Attorneys for the five, now ages 15 to 18, filed the lawsuit in Casey Circuit Court on Friday. The complaint lists Superintendent Linda Hatter; Casey County High School Principal Tim Goodlett; Jerry Pierce, who recently retired as assistant principal at the high school; and 11 other administrators, teachers or school employees as defendants.

Most of the alleged incidents, including a graphic, obscenity-filled death threat, took place at the high school, although one teen alleged the abuse started in middle school.

The lawsuit’s allegations of abuse date to late 2002. Two of the plaintiffs graduated last semester, two will attend school in other counties this fall, and the fifth will be on homebound instruction.

The five said they had not experienced similar problems in other school districts. One of their attorneys, Brenda Popplewell of Somerset, said she thinks Casey County schools have failed so often to properly address bullying that it’s become ingrained.

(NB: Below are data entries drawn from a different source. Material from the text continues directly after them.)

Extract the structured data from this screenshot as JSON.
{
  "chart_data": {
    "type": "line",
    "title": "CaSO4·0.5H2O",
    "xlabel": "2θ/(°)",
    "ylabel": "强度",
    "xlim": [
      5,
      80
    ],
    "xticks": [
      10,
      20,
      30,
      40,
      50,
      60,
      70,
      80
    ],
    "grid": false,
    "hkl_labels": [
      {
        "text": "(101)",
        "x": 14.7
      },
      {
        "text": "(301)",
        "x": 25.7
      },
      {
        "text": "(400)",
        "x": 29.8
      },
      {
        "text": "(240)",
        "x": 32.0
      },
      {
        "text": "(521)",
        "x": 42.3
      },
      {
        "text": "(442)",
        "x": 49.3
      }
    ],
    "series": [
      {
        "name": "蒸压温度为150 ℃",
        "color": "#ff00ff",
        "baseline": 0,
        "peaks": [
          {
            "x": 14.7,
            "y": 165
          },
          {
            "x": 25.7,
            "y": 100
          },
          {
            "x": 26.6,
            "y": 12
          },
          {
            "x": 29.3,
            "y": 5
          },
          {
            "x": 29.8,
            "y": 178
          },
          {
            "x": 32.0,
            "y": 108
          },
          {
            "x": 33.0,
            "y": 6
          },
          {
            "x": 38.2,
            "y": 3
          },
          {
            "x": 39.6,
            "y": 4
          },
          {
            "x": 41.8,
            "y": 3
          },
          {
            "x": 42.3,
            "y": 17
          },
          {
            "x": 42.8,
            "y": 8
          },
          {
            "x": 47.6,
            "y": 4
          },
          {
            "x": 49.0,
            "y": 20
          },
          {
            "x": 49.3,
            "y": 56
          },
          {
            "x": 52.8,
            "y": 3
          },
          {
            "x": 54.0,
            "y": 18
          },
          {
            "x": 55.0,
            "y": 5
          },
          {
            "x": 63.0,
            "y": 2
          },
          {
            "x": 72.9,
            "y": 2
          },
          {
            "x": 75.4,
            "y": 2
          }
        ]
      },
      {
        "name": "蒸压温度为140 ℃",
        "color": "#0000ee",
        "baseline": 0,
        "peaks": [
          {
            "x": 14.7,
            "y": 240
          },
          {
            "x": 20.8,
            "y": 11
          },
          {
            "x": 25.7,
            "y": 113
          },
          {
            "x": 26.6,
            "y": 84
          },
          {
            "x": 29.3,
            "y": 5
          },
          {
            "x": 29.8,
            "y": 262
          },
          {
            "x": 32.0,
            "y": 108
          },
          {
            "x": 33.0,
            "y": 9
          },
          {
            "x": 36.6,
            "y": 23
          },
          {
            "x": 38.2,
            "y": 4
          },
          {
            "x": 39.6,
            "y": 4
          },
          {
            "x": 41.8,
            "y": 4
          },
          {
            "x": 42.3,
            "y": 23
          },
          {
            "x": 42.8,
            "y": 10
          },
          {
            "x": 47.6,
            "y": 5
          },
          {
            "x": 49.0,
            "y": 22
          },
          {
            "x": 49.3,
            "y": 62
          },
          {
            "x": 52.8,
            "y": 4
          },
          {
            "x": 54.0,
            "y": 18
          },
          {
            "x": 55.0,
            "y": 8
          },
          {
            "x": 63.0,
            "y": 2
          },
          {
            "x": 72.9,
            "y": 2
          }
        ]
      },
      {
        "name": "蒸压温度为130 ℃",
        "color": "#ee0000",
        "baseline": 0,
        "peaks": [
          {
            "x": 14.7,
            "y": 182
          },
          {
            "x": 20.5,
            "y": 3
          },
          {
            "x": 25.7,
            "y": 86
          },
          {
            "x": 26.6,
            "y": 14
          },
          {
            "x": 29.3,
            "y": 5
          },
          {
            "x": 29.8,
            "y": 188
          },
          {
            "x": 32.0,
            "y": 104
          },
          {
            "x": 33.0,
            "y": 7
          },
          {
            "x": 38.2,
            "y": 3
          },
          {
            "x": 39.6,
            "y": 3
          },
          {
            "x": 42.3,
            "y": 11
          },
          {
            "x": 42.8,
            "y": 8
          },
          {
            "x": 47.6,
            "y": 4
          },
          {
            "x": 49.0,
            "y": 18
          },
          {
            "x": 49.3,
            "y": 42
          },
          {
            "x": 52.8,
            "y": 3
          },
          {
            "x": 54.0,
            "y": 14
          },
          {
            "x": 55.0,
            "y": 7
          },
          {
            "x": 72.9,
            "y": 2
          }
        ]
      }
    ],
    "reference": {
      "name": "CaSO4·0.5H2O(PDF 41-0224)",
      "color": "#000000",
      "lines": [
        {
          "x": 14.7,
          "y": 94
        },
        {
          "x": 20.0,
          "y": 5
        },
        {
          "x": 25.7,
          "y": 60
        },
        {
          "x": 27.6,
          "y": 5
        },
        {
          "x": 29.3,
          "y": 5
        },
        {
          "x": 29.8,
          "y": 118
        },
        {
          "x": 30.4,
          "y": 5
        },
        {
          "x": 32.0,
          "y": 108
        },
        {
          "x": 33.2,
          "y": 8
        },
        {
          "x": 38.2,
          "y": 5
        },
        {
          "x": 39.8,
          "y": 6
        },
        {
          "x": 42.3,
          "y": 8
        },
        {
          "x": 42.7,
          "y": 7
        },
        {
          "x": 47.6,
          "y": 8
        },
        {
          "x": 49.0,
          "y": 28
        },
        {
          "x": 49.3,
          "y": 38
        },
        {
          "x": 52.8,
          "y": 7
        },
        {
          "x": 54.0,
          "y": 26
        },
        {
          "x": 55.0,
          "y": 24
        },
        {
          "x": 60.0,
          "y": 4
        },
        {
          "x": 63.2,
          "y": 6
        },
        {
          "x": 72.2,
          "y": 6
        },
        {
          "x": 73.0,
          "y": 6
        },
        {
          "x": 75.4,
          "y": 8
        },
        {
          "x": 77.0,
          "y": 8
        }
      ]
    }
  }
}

“I thing they’ve created a culture where bullying is accepted, through inaction,” Popplewell said. She represents the five along with Ned Pillersdorf of Prestonsburg and Ted Lavit of Lebanon.

The lawsuit alleges that the school officials were negligent, inflicted emotional distress on the five students and denied them their rights to an education. It seeks unspecified damages.

Hatter said today she had not seen the lawsuit and could not comment in detail. However, she said the Casey County school system has policies against bullying and harassment and has done a good job handling any reports of problems it has received.

“We would not condone any bullying or harassment,” Hatter said.